Art. 49º do Código Penal
“1. Se a multa, que não tenha sido substituída por trabalho, não for paga voluntária ou coercivamente, é cumprida prisão subsidiária pelo tempo correspondente reduzido a dois terços, ainda que o crime não fosse punível com prisão, não se aplicando, para o efeito, o limite mínimo dos dias de prisão constante do nº1 do art. 41º.”
»(...) o cumprimento da pena de prisão subsidiária é agora determinado após a verificação de que a multa não substituída por trabalho não foi paga, voluntária ou coercivamente. Não é, portanto, necessário que na sentença se fixe a pena subsidiária, como sucedia na vigência do art. 46º, nº3 da versão originária do código quanto à prisão alternativa. No entanto, a ordem de cumprimento da prisão subsidiária terá que ser dada por despacho do juiz, após verificação dos pressupostos enunciados no nº1.«
[cfr. Código Penal Português – Anotado e Comentado – Legislação Complementar – 14ª edição -2001, Almedina, de Manuel Lopes Maia Gonçalves, anotação ao art. 49º, pág. 187 e ss.]
Por sentença transitada em 25 de Junho de 2018, foi o(a) Arguido(a) J. condenado(a) na pena de 30 dias de multa, à taxa diária de 5€, num total de 150€, a que correspondem 20 dias de prisão subsidiária. O(a) Arguido(a) não procedeu ao pagamento da multa, não se mostrando possível obter o seu pagamento coercivo.
Assim, nos termos do disposto no art. 49º, nº1 do C. Penal, o(a) Arguido(a) tem a cumprir 20 dias de prisão. 
Após trânsito, passe e entregue os competentes mandados.
…”.
2. Inconformado com o despacho de 5Jun.20, o arguido J. recorre, motivando o recurso, com as seguintes conclusões:
1. O Arguido J. foi condenado nestes autos, por Sentença transitada em 25 de Junho de 2018, na pena de 30 (trinta) dias de multa, à taxa diária de €5 (cinco euros), perfazendo o montante global de 150,00 (cento e cinquenta euros).

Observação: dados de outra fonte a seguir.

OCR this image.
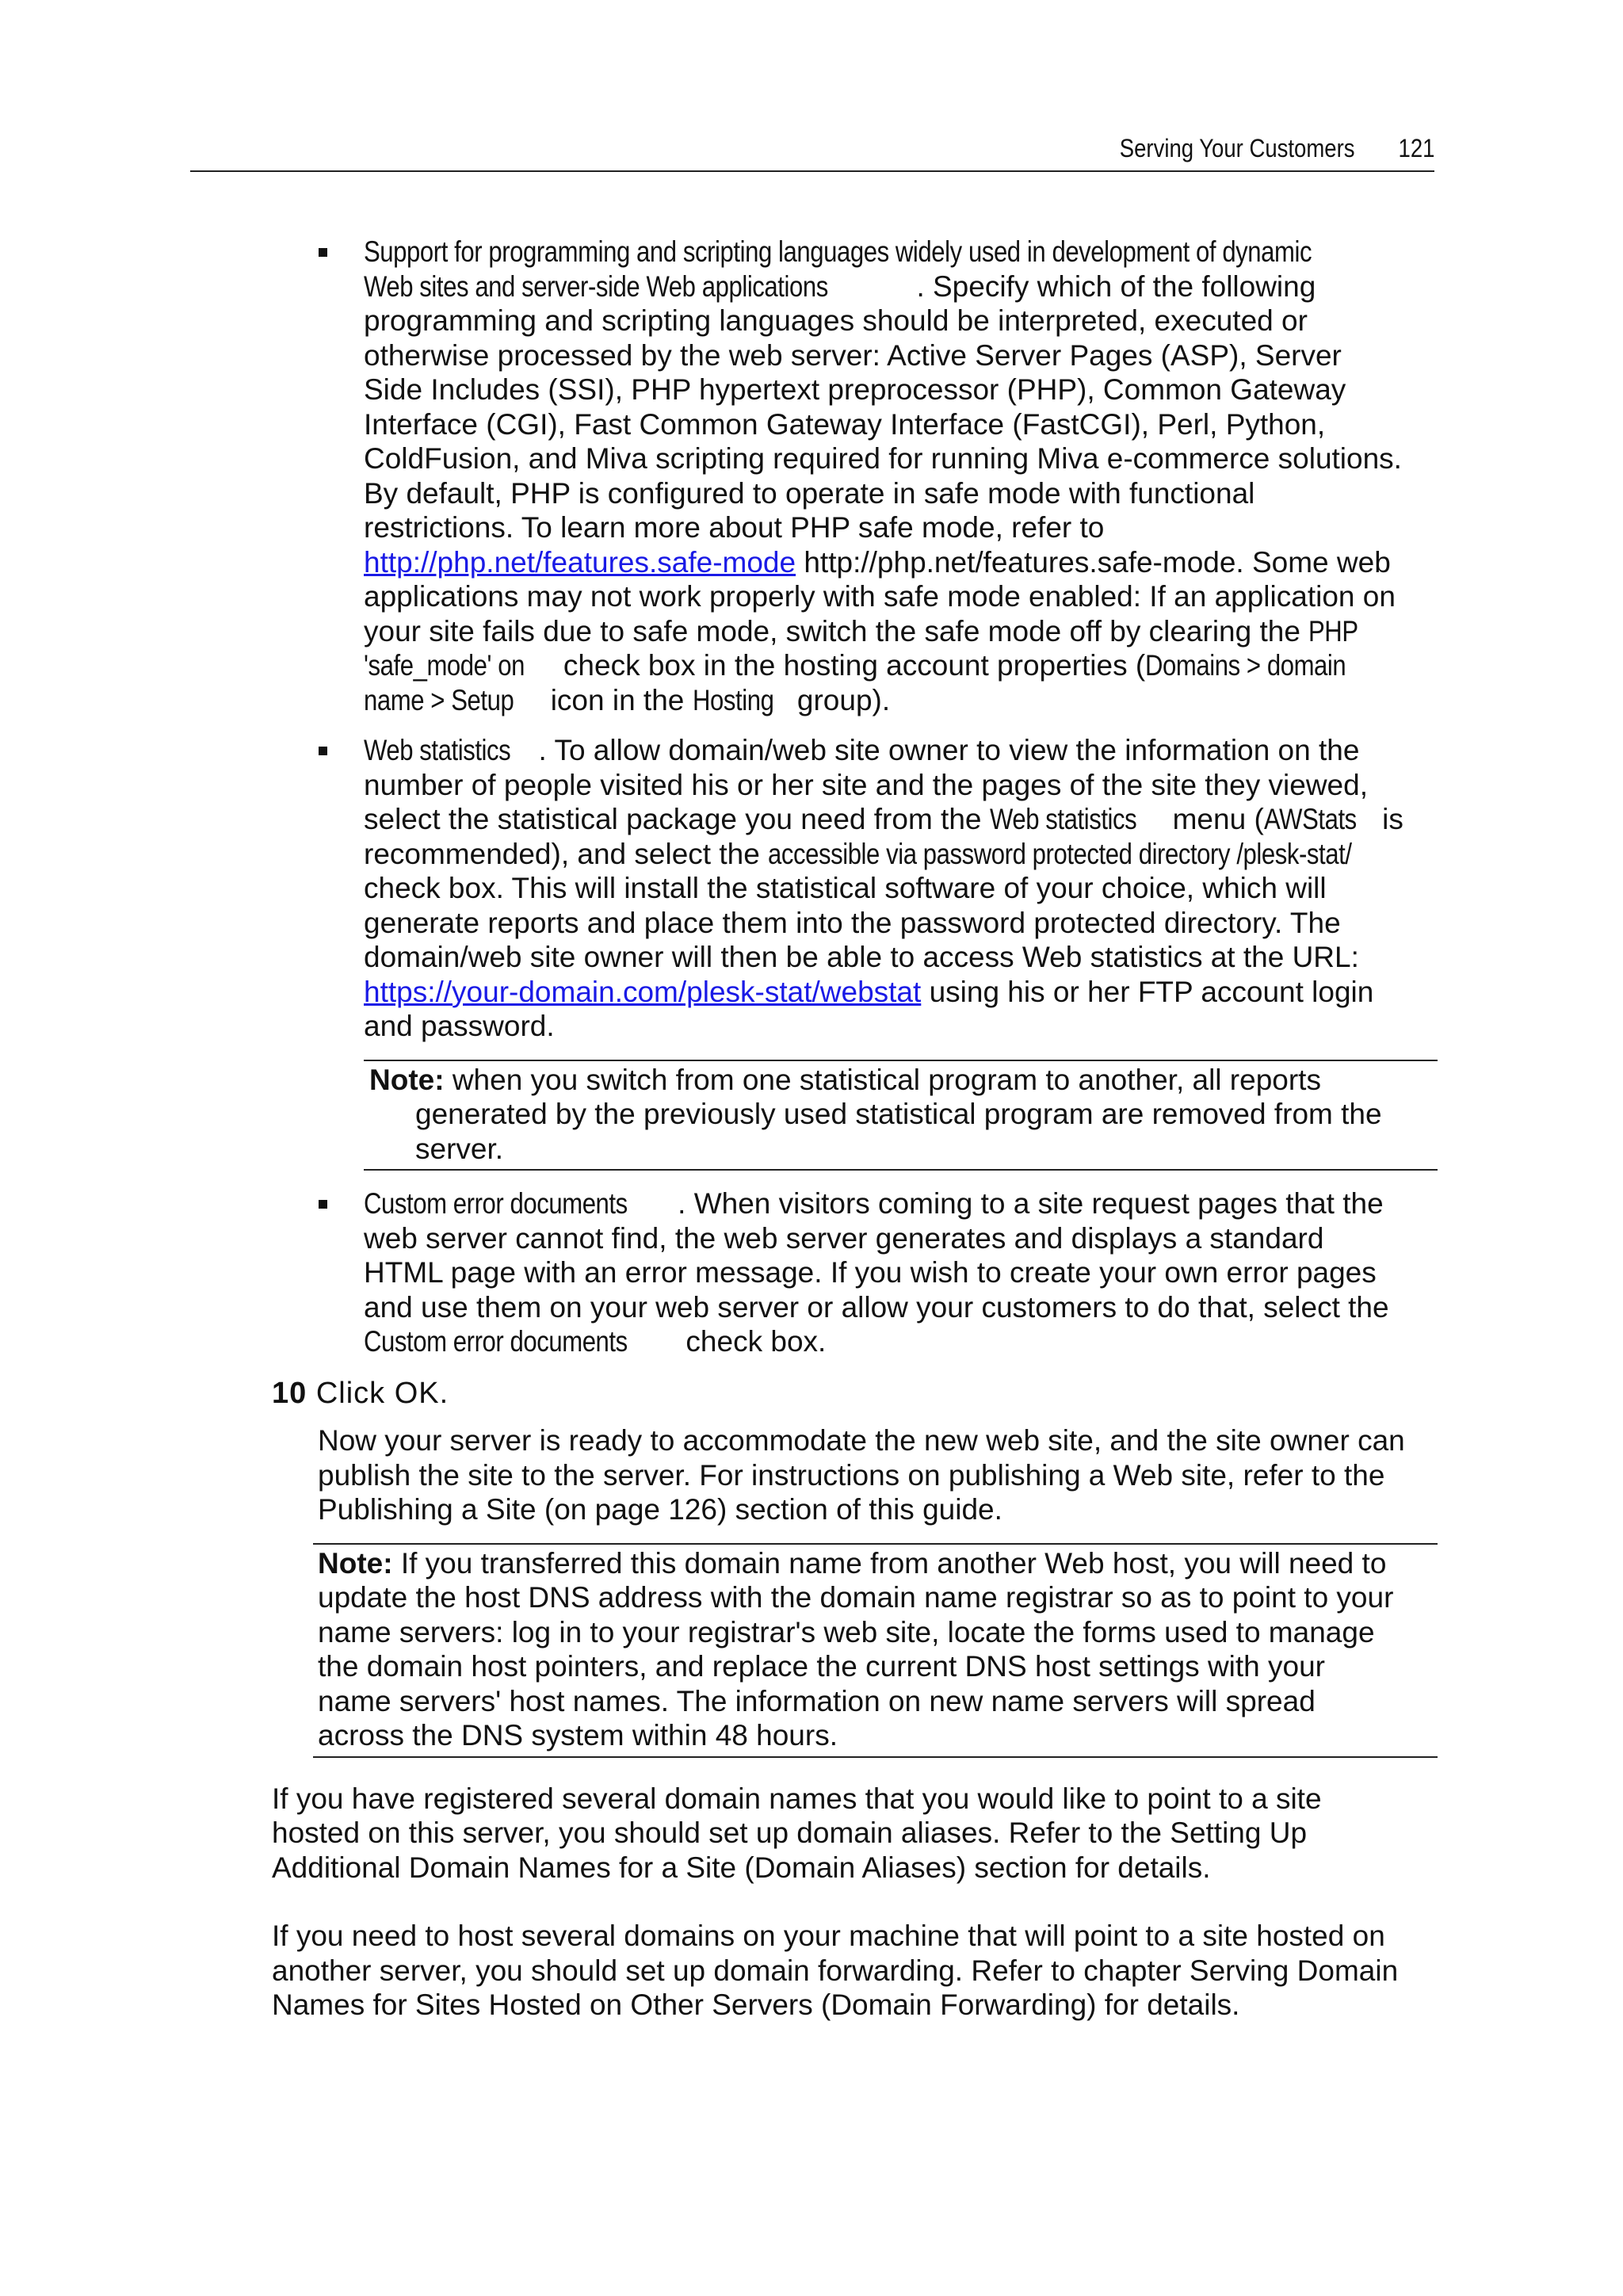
Serving Your Customers 121
Support for programming and scripting languages widely used in development of dynamic
Web sites and server-side Web applications	. Specify which of the following
programming and scripting languages should be interpreted, executed or
otherwise processed by the web server: Active Server Pages (ASP), Server
Side Includes (SSI), PHP hypertext preprocessor (PHP), Common Gateway
Interface (CGI), Fast Common Gateway Interface (FastCGI), Perl, Python,
ColdFusion, and Miva scripting required for running Miva e-commerce solutions.
By default, PHP is configured to operate in safe mode with functional
restrictions. To learn more about PHP safe mode, refer to
http://php.net/features.safe-mode http://php.net/features.safe-mode. Some web
applications may not work properly with safe mode enabled: If an application on
your site fails due to safe mode, switch the safe mode off by clearing the PHP
'safe_mode' on check box in the hosting account properties (Domains > domain
name > Setup icon in the Hosting group).
Web statistics . To allow domain/web site owner to view the information on the
number of people visited his or her site and the pages of the site they viewed,
select the statistical package you need from the Web statistics menu (AWStats is
recommended), and select the accessible via password protected directory /plesk-stat/
check box. This will install the statistical software of your choice, which will
generate reports and place them into the password protected directory. The
domain/web site owner will then be able to access Web statistics at the URL:
https://your-domain.com/plesk-stat/webstat using his or her FTP account login
and password.
Note: when you switch from one statistical program to another, all reports
generated by the previously used statistical program are removed from the
server.
Custom error documents . When visitors coming to a site request pages that the
web server cannot find, the web server generates and displays a standard
HTML page with an error message. If you wish to create your own error pages
and use them on your web server or allow your customers to do that, select the
Custom error documents check box.
10 Click OK.
Now your server is ready to accommodate the new web site, and the site owner can
publish the site to the server. For instructions on publishing a Web site, refer to the
Publishing a Site (on page 126) section of this guide.
Note: If you transferred this domain name from another Web host, you will need to
update the host DNS address with the domain name registrar so as to point to your
name servers: log in to your registrar's web site, locate the forms used to manage
the domain host pointers, and replace the current DNS host settings with your
name servers' host names. The information on new name servers will spread
across the DNS system within 48 hours.
If you have registered several domain names that you would like to point to a site
hosted on this server, you should set up domain aliases. Refer to the Setting Up
Additional Domain Names for a Site (Domain Aliases) section for details.
If you need to host several domains on your machine that will point to a site hosted on
another server, you should set up domain forwarding. Refer to chapter Serving Domain
Names for Sites Hosted on Other Servers (Domain Forwarding) for details.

2. O Arguido não requereu o pagamento da pena de multa em prestações, nos termos do art. 47.º, n.º 3, do Código Penal, pois a sua incapacidade económica era de tal forma severa, que até para proceder ao pagamento da pena de multa em prestações, lhe era impossível.
3. Por isso, atendendo às suas inexistentes condições económicas, não requereu o pagamento a prestações.
4. O Arguido também não requereu, no prazo legal, a substituição da pena de multa por prestação de trabalho a favor da comunidade.
5. Assim,
6. O Arguido esforçou-se por conseguir realizar o montante da multa criminal, e proceder ao seu pagamento, pois tinha consciência de que, não o fazendo, cumpriria dias de prisão.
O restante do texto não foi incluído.